Poor, marginalised to be worst hit; Economic productivity to be jeopardised too
A new report by the World Bank suggests India could soon become one of the first places in the world to experience heatwaves that break the human survivability limit.
Climate Investment Opportunities in India’s Cooling Sector said the country is experiencing higher temperatures that arrive earlier and stay far longer. India has witnessed a concurrent increase in meteorological droughts and heatwaves over the last 60 years, past studies have found.
The report was released during the two-day “India Climate and Development Partners’ Meet” being organised by the World Bank in partnership with the Kerala government.
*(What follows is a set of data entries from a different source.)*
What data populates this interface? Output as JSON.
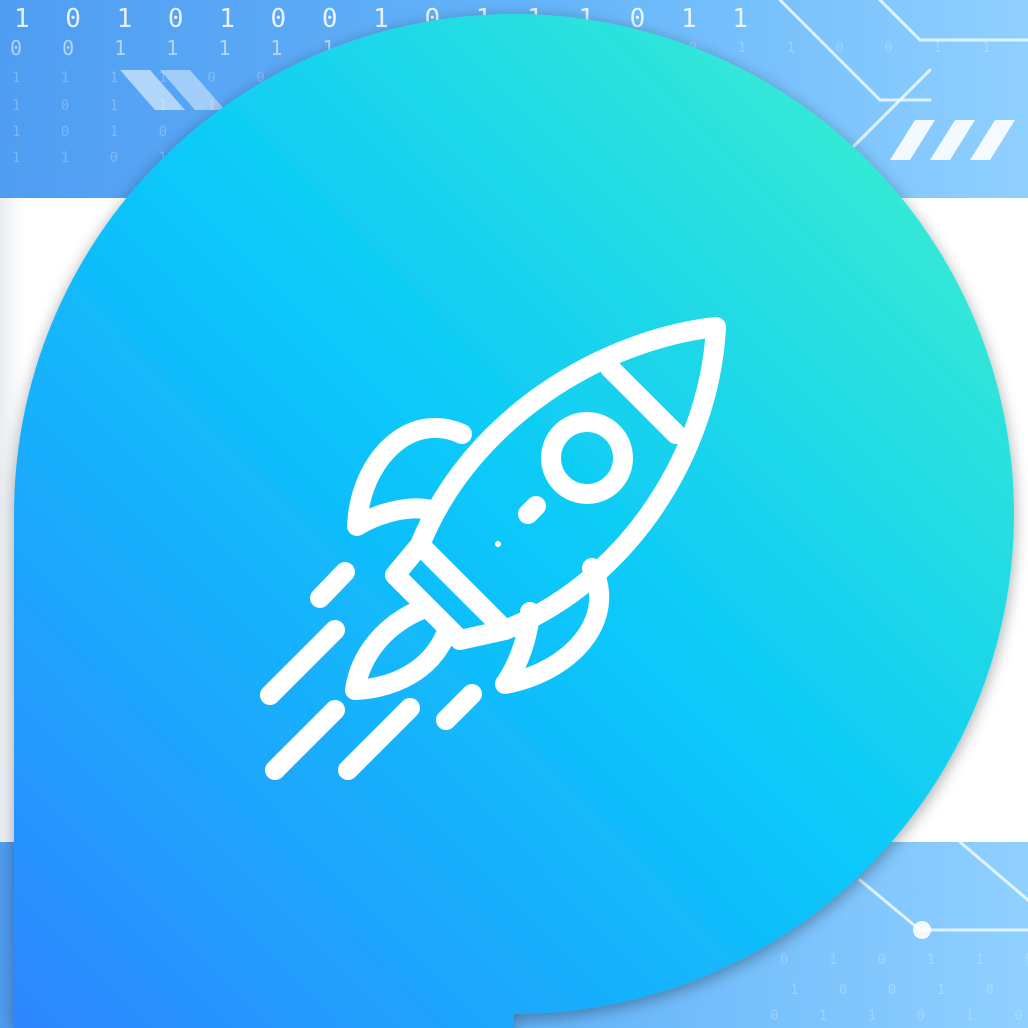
{
  "background": {
    "binary_rows": [
      {
        "text": "1 0 1 0 1 0 0 1 0 1 1 1 0 1 1",
        "style": "big"
      },
      {
        "text": "0 0 1 1 1 1 1 0 0 0 1",
        "style": "normal"
      },
      {
        "text": "1 1 1 1 0 0 0 0 1 0",
        "style": "faint"
      },
      {
        "text": "1 0 1 1 1 1 0 1",
        "style": "faint"
      },
      {
        "text": "1 0 1 0 0 0 1 0",
        "style": "faint"
      },
      {
        "text": "1 1 0 1 0 1 0 0",
        "style": "faint"
      }
    ],
    "binary_rows_bottom": [
      {
        "text": "0 1 0 1 1 0 0 1 0 1",
        "style": "faint"
      },
      {
        "text": "1 0 0 1 0 1 1 0 1",
        "style": "faint"
      },
      {
        "text": "0 1 1 0 1 0 0 1 1",
        "style": "faint"
      }
    ],
    "top_right_binary": "1 0 1 1 0 0 1 1 1 0 0 1",
    "colors": {
      "band": "#5aa8f5",
      "panel": "#ffffff"
    }
  },
  "icon": {
    "name": "rocket-icon",
    "color": "#ffffff"
  },
  "badge": {
    "gradient_start": "#2f86ff",
    "gradient_mid": "#0ac8fa",
    "gradient_end": "#44f5c8"
  }
}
India was plunged into the grip of a punishing early spring heatwave in April 2022 that brought the country to a standstill. Temperatures in the capital, New Delhi, topped 46 degrees Celsius.
The month of March, which witnessed extraordinary spikes in temperatures, was the hottest ever recorded, the report reminded.
Soon India could become one of the first countries to experience heatwaves that break the human survivability limit, the report said, reminding that many climate scientists have long cautioned about rising temperatures across south Asia.
The report said:
In August 2021, the Sixth Assessment Report of the Intergovernmental Panel on Climate Change (IPCC) warned that the Indian subcontinent would suffer more frequent and intense heatwaves over the coming decade.
“The G20 Climate Risk Atlas also warned in 2021 that heatwaves across India were likely to last 25 times longer by 2036-65 if carbon emissions remain high, as in the IPCC’s worst-case emission scenario,” it further said.
The heatwaves would be devastating for many poor and marginalised communities across India, who live in inadequately ventilated, hot and crowded homes without proper access to cooling, the report added.
“Staying cool during extreme heat is about more than just comfort — it can constitute the precarious line between life and death,” it said. Only eight per cent of Indian households own air-conditioning units, according to an analysis presented in the India Cooling Action Plan (ICAP), 2019.
Hon’ble @CMOKerala addressing the @WorldBankIndia and GoK #Climate and Development Partners Meeting highlighting #Kerala ‘s pioneering efforts in combating climate change through green investments and locally led climate adaptation pic.twitter.com/5OkDss6rK0— Abhas K. Jha (@AbhasKJha) December 7, 2022
Rising heat across India can jeopardise economic productivity too, the report warned.
“Up to 75 per cent of India’s workforce, or 380 million people, depend on heat-exposed labour, at times working in potentially life-threatening temperatures. With heat-exposed working contributing to nearly half of the country’s Gross Domestic Product, the country is extremely vulnerable to job losses,” it said.
India’s long-term food security and public health security will depend on a reliable cold chain network, the analysis said.
“The third largest producer of pharmaceuticals in the world, pre-COVID-19, India lost approximately 20 per cent of temperature-sensitive medical products and 25 per cent of vaccines due to broken cold chains, leading to losses of $313 million a year,” it said.
Unlocking opportunities to create a sustainable cooling strategy can help the country in its post-COVID recovery by boosting investments, creating jobs, reducing emissions, and securing the supply chains of medical care products, health infrastructure as well as food, it added.